Round123 · 02/04/2024 22:57

Absolutely fine!

Cavewomansue · 02/04/2024 23:07

Totally fine.

For a chat, cuddle, comfort not just practicality. I’m the mother.

Like someone else said I find it more odd that it might be seen by anyone as inappropriate, although it’s not something I’d think to mention to anyone.

LibbyLemoncake · 02/04/2024 23:24

A close friend of mine has her teenage son (14) sleep in her bed most nights.

Why? I think this is a bit weird tbh.
As a one off or when needed it’s fine but most nights? Wth?

anxioussister · 02/04/2024 23:43

It wouldn’t even occur to me that it was strange.

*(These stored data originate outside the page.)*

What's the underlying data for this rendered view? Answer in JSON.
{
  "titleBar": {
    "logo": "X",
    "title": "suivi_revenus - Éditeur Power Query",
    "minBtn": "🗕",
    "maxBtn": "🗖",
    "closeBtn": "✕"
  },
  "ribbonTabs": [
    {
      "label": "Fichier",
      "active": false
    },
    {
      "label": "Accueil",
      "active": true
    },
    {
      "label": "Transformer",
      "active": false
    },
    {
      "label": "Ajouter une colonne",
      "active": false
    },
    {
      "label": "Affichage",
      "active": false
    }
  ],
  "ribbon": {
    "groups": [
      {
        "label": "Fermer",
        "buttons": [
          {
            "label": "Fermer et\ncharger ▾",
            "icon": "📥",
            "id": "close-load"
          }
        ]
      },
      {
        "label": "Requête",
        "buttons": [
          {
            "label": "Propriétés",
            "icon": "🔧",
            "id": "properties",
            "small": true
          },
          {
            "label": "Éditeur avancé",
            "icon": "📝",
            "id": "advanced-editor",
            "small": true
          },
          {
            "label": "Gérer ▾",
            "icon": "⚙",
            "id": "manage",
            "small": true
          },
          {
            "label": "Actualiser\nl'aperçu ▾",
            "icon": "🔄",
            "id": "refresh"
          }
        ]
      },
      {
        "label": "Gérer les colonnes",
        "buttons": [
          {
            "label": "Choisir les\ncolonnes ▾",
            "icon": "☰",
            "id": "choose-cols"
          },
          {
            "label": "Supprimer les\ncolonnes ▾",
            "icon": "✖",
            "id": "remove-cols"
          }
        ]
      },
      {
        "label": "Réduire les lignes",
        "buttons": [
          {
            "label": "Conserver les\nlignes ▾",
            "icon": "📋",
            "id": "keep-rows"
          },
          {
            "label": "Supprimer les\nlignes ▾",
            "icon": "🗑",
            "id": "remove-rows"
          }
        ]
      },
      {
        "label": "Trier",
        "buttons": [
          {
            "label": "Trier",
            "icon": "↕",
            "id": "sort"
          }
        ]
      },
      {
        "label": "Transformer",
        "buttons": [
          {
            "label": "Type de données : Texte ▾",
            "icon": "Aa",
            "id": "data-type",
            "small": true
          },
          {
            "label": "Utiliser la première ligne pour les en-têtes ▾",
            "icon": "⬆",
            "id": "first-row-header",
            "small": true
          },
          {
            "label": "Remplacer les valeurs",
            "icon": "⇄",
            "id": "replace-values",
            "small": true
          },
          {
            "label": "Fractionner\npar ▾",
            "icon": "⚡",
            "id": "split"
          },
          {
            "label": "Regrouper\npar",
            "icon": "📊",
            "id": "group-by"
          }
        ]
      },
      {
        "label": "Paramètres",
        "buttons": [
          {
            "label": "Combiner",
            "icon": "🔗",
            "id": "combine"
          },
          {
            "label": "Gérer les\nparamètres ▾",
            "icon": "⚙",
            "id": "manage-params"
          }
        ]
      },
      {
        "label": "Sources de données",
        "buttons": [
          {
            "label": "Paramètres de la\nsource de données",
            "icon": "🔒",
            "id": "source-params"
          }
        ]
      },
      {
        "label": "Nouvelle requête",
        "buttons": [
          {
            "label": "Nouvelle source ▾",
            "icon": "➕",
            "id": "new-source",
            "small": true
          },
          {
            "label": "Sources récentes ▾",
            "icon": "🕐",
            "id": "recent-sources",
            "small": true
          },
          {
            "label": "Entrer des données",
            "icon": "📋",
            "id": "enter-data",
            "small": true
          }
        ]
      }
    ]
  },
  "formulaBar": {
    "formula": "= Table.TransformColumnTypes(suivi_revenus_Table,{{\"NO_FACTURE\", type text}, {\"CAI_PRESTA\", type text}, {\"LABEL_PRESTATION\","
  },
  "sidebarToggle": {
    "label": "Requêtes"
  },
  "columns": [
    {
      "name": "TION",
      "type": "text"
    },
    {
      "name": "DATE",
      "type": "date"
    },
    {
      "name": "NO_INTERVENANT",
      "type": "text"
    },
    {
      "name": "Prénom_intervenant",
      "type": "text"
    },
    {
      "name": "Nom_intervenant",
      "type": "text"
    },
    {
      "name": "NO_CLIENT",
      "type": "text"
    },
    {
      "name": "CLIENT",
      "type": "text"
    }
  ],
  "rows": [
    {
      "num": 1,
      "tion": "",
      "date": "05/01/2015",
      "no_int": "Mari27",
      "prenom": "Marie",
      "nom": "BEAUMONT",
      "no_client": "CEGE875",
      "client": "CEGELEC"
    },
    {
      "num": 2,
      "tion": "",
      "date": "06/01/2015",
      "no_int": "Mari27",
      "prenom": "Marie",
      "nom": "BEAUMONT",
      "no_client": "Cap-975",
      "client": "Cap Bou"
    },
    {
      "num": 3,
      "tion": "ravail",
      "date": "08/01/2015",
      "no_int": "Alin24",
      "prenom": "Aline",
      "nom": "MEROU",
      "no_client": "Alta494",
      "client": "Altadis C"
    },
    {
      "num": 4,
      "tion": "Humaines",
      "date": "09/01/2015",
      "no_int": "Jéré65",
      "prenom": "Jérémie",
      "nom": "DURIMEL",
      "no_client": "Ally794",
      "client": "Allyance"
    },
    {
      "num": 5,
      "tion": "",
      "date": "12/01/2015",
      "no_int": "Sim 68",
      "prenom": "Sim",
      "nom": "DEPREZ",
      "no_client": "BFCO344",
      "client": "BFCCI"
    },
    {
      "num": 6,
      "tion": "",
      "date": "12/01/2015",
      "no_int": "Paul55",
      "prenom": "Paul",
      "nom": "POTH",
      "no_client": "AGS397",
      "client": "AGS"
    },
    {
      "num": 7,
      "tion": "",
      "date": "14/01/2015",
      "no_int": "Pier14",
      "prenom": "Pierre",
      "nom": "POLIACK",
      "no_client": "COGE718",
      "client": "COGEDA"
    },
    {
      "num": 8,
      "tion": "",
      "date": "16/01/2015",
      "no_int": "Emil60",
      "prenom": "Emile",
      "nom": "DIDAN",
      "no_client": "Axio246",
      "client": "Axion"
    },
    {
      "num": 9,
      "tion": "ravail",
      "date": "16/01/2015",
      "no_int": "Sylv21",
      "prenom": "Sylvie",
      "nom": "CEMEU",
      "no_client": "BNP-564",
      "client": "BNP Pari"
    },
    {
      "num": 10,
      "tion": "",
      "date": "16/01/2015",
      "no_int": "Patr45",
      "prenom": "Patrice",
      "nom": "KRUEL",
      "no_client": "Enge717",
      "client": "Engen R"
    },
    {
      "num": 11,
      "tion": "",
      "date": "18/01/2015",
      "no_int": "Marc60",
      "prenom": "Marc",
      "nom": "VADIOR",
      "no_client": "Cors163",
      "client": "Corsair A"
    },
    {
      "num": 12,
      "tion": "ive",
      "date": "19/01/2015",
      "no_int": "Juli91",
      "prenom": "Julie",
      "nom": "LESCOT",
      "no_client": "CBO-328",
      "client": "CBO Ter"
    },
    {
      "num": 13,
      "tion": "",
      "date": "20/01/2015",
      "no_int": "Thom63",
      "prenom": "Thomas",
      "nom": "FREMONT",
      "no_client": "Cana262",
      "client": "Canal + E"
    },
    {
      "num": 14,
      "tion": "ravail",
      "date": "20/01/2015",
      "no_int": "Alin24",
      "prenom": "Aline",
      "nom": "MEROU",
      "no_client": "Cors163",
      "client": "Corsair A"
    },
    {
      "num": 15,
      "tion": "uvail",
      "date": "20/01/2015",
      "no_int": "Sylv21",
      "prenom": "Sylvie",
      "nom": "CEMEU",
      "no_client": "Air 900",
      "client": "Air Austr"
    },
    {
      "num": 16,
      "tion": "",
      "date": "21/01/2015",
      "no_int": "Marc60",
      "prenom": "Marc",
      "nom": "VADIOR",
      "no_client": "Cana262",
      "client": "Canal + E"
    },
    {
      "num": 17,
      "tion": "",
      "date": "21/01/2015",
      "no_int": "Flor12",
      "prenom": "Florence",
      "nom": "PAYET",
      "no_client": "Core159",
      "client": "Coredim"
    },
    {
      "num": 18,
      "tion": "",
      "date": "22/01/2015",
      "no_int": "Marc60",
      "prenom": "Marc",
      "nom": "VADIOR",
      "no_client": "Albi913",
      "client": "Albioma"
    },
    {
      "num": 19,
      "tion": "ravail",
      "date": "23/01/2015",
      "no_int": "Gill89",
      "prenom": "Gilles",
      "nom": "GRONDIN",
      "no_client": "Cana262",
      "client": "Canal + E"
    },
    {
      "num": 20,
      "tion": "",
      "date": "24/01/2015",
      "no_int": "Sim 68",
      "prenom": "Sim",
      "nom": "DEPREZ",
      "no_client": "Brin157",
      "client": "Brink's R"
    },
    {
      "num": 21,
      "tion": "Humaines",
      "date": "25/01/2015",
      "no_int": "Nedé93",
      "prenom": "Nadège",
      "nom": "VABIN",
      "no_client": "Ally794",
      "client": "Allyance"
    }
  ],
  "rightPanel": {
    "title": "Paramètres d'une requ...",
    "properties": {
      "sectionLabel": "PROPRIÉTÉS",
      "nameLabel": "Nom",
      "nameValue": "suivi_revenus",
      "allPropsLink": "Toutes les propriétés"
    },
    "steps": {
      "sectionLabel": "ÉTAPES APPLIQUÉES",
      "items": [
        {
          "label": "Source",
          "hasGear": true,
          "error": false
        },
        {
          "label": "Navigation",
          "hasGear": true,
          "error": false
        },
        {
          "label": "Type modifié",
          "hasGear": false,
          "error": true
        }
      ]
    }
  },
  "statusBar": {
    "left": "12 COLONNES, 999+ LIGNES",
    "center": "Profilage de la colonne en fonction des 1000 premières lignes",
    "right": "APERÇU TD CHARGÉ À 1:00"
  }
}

Can’t imagine him ever choosing it unless circumstances unavoidable - but wouldn’t bat an eyelid if my 39 yo husband shared a double with his mum in those circumstances. Or my brother + my mum.

🤷🏼‍♀️ I shared a bed a couple of months ago with my male cousin (who I grew up with like a brother) becuase we were overseas for a funeral + the family house is 90 mins from nearest hotel. I got annoyed with him for snoring but otherwise not wierd at all. My family are all nice, safe people. Obviously I’d rather have my own comfortable space if at all possible - but no awkwardness when we have to make do…

FrenchieF · 02/04/2024 23:46

Fine, there wasn’t enough beds so someone had to share. I’d share with my kids at any age.